Below is a list describing the physical supply risks:
- Cybersecurity risk is the risk that a supplier’s systems or products are hacked, compromised, or manipulated in ways that disrupt operations or expose sensitive data.
- Physical supply risk is the risk that materials, equipment, or services cannot be delivered when needed due to shortages, transportation failures, or supplier outages.
- Geopolitical risk is the risk that political actions such as trade restrictions, sanctions, conflict, or policy changes in other countries disrupt suppliers or increase costs.
- Climate risk is the risk that extreme weather, natural disasters, or long‑term climate changes damage facilities, interrupt logistics, or reduce supplier reliability.

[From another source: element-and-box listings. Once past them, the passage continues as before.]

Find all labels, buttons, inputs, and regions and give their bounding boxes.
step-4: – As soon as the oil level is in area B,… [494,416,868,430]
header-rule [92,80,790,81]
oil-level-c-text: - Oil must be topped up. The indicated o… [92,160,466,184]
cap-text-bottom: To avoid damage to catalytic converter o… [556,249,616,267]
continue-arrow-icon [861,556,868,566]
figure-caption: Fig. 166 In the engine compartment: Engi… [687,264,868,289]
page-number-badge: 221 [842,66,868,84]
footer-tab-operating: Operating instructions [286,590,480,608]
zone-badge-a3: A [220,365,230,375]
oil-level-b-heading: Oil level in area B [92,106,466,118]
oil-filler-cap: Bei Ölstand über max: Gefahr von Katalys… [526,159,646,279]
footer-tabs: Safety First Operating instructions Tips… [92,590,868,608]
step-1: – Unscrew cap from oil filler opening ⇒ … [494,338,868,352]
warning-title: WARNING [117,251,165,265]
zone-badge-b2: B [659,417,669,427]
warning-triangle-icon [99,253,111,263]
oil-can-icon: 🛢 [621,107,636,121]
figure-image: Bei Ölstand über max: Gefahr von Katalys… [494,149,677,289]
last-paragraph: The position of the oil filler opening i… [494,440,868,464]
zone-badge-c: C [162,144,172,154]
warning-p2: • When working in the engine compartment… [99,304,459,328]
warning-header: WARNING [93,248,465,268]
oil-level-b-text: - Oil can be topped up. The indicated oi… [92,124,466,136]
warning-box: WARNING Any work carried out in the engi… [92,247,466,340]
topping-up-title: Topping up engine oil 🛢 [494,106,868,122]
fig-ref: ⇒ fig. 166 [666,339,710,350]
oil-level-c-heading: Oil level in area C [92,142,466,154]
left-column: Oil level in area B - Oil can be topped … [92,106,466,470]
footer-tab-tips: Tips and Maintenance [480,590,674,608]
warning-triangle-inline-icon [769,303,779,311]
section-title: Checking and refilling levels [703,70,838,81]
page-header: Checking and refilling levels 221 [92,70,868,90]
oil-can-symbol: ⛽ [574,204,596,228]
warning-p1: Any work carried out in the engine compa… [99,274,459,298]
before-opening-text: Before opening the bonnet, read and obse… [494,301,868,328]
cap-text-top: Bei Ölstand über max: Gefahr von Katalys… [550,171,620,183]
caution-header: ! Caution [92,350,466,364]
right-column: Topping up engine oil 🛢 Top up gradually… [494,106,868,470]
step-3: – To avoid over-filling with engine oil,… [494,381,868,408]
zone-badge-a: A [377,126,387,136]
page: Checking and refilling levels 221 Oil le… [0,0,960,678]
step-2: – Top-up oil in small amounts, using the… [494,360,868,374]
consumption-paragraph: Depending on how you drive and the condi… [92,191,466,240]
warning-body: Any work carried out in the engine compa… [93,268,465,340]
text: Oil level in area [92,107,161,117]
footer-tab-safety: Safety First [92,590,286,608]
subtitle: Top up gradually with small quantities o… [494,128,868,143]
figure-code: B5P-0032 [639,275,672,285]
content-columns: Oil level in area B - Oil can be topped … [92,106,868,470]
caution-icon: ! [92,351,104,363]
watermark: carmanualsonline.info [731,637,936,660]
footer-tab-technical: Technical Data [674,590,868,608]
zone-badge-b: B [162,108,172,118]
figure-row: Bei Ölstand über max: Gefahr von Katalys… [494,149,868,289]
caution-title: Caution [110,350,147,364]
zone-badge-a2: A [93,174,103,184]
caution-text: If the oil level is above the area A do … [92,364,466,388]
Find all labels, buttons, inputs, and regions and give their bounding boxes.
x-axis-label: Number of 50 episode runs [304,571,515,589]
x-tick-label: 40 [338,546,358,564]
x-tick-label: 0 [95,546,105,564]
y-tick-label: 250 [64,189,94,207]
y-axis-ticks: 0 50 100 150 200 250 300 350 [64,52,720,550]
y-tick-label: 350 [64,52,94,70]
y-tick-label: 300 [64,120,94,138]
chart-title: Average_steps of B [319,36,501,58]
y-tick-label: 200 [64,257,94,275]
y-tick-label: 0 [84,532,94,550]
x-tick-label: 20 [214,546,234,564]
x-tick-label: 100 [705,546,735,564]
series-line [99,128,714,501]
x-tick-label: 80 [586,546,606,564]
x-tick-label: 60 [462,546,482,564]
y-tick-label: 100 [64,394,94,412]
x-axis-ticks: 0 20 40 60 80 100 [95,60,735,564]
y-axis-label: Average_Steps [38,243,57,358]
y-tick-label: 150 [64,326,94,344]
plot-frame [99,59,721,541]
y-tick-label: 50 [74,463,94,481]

- Equipment availability risk is the risk that critical equipment cannot be obtained when needed because suppliers lack capacity, inventory, or manufacturing slots.
- Raw materials, commodities, and/or critical minerals risk is the risk that key inputs become scarce, delayed, or more expensive due to supply constraints, market volatility, or concentration of production.
- Lead time risk is the risk that the time required to manufacture and deliver equipment or materials is longer than planned, delaying projects or operations.
- Demand competition from hyperscalers risk is the risk that large technology companies absorb supplier capacity, limiting availability and extending lead times for other buyers. (A hyperscaler is a very large technology company that operates massive data centers at global scale and rapidly expands computing capacity to support cloud services, AI, and digital platforms.)
- Transportation and logistics risk is the risk that goods are delayed or disrupted due to shipping constraints, port congestion, labor actions, transportation failures, climate, or act of war or sabotage.